Design/methodology/approach
Optimal model selection along with panel data analysis technique is used to select the most optimal model to observe the findings. Financial distress is measure through Altman’s Z-score and firm-specific variables cover leverage, level of intangible assets, investment policy, tangible assets, firm’s size, level of liquid assets and Tobin’s Q of sample firms.
Findings
The findings of this study show that the average size of IFDC for the sample observations is 6.70%. In addition to this, finding further suggest that leverage, the level of intangible assets and changes in investment policy have positive while the size of the firm and Tobin’s Q have a significant negative impact on IFDC. Further, this paper argues that the level of tangible assets and liquid assets are statistically unimportant in observing the IFDC for PSX financially distressed firm-year observations.
Practical implications
The findings of this study provide more insight to corporate managers and investors about the association between firm-specific financial characteristics and IFDC concerning Pakistani firms.
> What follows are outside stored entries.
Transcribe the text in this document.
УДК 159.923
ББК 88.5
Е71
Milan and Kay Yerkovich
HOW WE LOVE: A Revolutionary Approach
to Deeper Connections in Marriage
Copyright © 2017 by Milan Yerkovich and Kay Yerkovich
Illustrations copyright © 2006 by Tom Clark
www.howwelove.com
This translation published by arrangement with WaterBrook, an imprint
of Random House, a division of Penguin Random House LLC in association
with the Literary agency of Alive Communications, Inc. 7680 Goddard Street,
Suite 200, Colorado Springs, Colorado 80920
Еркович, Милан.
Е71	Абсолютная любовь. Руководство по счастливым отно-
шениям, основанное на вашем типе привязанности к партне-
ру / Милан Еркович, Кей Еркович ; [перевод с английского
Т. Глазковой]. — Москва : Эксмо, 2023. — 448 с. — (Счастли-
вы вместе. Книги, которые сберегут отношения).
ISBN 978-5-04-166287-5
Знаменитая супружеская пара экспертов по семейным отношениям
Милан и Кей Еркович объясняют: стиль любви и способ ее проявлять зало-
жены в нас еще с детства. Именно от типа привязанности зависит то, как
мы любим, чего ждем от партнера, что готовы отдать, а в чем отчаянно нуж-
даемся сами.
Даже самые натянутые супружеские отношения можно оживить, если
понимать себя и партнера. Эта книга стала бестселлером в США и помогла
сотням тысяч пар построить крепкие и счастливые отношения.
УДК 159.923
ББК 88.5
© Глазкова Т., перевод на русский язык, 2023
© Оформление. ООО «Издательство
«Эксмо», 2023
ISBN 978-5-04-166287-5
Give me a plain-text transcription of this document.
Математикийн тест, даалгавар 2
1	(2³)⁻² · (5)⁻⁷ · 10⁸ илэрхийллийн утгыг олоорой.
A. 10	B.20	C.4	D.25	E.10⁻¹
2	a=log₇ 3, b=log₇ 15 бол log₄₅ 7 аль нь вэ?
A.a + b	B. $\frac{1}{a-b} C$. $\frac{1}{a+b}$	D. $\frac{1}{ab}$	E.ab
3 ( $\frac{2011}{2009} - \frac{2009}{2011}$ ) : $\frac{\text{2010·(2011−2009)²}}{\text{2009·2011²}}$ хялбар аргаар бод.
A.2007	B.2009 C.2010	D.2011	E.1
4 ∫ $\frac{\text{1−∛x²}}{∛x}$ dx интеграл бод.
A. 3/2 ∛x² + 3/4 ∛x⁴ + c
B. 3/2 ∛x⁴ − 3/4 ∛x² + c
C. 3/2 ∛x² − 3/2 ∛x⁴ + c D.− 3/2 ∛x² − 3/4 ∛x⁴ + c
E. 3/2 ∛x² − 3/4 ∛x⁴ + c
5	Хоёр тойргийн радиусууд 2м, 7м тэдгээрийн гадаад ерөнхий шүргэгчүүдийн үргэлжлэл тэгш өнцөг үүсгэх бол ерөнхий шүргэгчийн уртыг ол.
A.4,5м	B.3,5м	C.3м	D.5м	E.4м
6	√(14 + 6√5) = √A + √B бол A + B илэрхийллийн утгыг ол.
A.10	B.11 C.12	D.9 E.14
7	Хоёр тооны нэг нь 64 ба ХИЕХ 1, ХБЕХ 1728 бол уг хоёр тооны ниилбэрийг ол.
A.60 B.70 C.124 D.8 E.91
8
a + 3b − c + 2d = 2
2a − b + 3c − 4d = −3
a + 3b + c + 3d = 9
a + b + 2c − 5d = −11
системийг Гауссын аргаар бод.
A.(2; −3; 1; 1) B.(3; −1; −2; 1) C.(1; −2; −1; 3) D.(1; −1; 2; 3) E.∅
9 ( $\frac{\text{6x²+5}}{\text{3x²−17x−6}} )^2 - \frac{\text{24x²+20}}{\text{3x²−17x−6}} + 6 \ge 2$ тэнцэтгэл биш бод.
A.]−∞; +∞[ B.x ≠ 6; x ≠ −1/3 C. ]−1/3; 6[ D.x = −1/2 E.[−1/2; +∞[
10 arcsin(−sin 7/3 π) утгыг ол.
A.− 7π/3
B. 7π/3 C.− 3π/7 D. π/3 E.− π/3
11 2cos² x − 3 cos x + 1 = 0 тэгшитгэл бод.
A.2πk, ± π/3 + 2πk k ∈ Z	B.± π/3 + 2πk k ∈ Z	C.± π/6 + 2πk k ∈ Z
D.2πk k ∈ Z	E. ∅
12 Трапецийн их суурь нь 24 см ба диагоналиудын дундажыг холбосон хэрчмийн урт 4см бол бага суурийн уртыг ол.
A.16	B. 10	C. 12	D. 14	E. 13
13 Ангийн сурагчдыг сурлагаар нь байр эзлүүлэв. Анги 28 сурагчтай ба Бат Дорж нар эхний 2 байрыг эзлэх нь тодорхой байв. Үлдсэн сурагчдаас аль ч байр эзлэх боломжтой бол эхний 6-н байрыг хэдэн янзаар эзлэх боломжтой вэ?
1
Furthermore, this study contributes to the existing literature by adding new evidence from developing countries such as Pakistan which are helpful for regulatory bodies and policymakers in the formulation of long-term strategies to manage the financial distress costs.
Originality/value
The study extends the body of existing literature on IFDC regarding Pakistan. The results suggest that policymakers may pay special attention to the quality of a firm’s capital structure strategies while predicting corporate financial distress costs.